3) What are the Opportunities?
The opportunities offered by random forests in the area of cost estimation and optimization are therefore enormous and far from having been fully exploited. Beyond cost optimization, self-learning of the algorithm on the data of companies and their suppliers makes it possible to consider intelligent contributions such as the automatic preparation of negotiations (objectives, arguments levers, etc.), proposal of optimized designs or redesigns, recommendation of the most appropriate purchasing strategies anticipating supplier behavior, etc.
Two Complementary Approaches in Their Use
Analytical Model
Benefits
- Explanatory and operations-centric model
- “Best Landed Cost” estimate and target price definition
- Allows the optimization of production prices and the management of supplier progress plans
Limits
- Difficulty of access to process repositories and maintenance over time
- Intrusive approach vis-à-vis suppliers
- Expert model hardly diffusable
- Time to set up and complete costings
- Precision?
Software Examples
- Siemens PLM
- Apriori
- Facton
Statistical Parametric Model
Benefits
- Ease and speed of use
- Consistency of the estimated price, and precision (conditional)

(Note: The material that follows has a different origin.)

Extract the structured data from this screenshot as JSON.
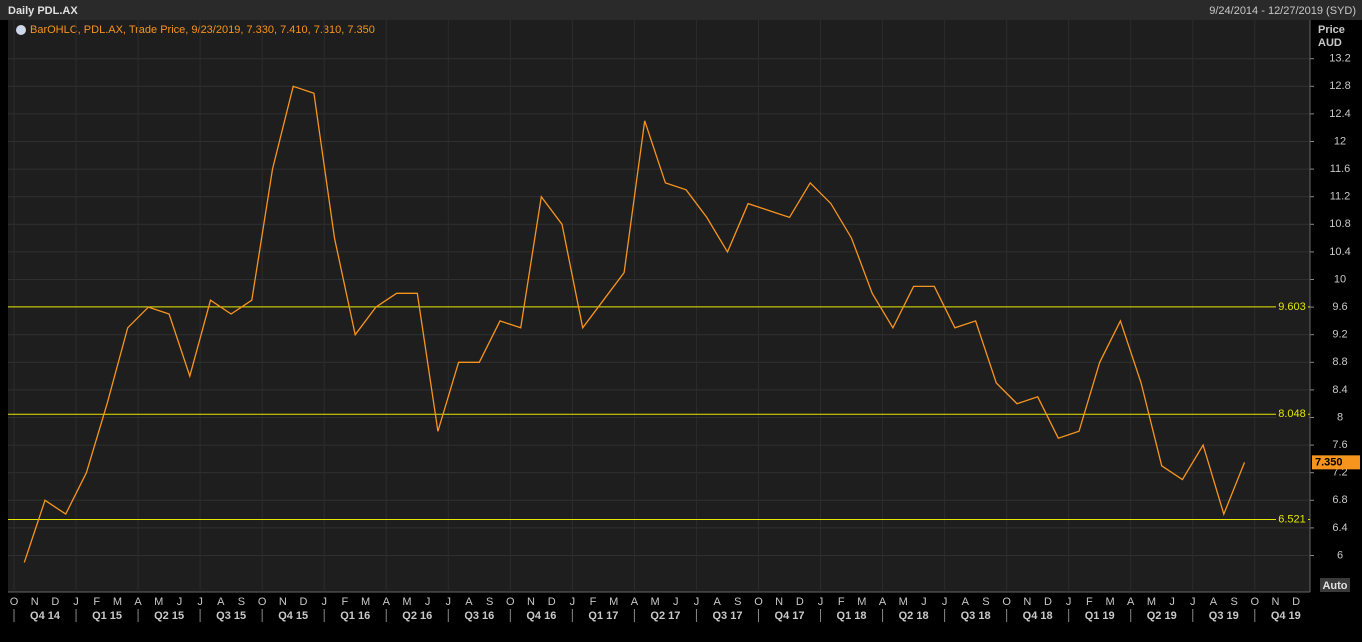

- Non-intrusive approach to suppliers
- Product and service application
- Very relevant in the upstream phases of the life cycle and for consistency analyzes
Limits
- Requires minimal data history and quality
- Model not very “explanatory” to animate supplier progress plans
- Less relevant model for defining target prices and “Best Landed Cost”
- Difficulty in modeling qualitative parameters
Software Examples
- Seer
- EstimFEC
Non-Parametric Statistical Model
“Random forests”
Benefits
- Ease and speed of use
- Consistency of the estimated price, and accuracy increased by 30% compared to parametric models (under condition)
- Non-intrusive approach to suppliers
- Product and service application
- Very relevant in the upstream phases of the life cycle
- Also relevant in the downstream phases for the analysis of price consistency and the identification of opportunities thanks to the explanatory properties of forests
- Integrates a large number of cost drivers, including qualitative ones
- Detects technological breakthroughs
- Prioritize cost drivers
- Handles missing values and can work with a limited sample
Limits
- Less relevant model for defining target prices and “Best Landed Cost”
Software Examples
- easyKost
Conclusion
It would be futile to want to oppose analytical and statistical methods of cost estimation. They complement each other in their use and purpose.
The statistical method, which is more consistent because it is based on the observation of real data, makes it possible to obtain a rapid and precise assessment in order to make the right decisions in the product design or redesign processes. Simple to implement, it allows a large number of families of products and services to be modeled in a non-intrusive manner and without the need to acquire advanced technological expertise.
The analytical method makes it possible to obtain an estimate precisely reflecting the reality (or the simulation) of a manufacturing process. More tedious to implement, it does, however, make it possible to define cost targets to be reached with explanatory factors based on the observed industrial parameters and benchmarks. In this sense, it is more appropriate for quantifying technological breakthroughs and leading supplier industrial progress plans in order to bring them to the target. It is also more relevant for quantifying technological innovations for which the company does not have a history.
Nevertheless, self-study algorithms and deep learning open up new horizons and fields of application for the use of statistical models, in particular through the sharing of information between companies or between them and their suppliers.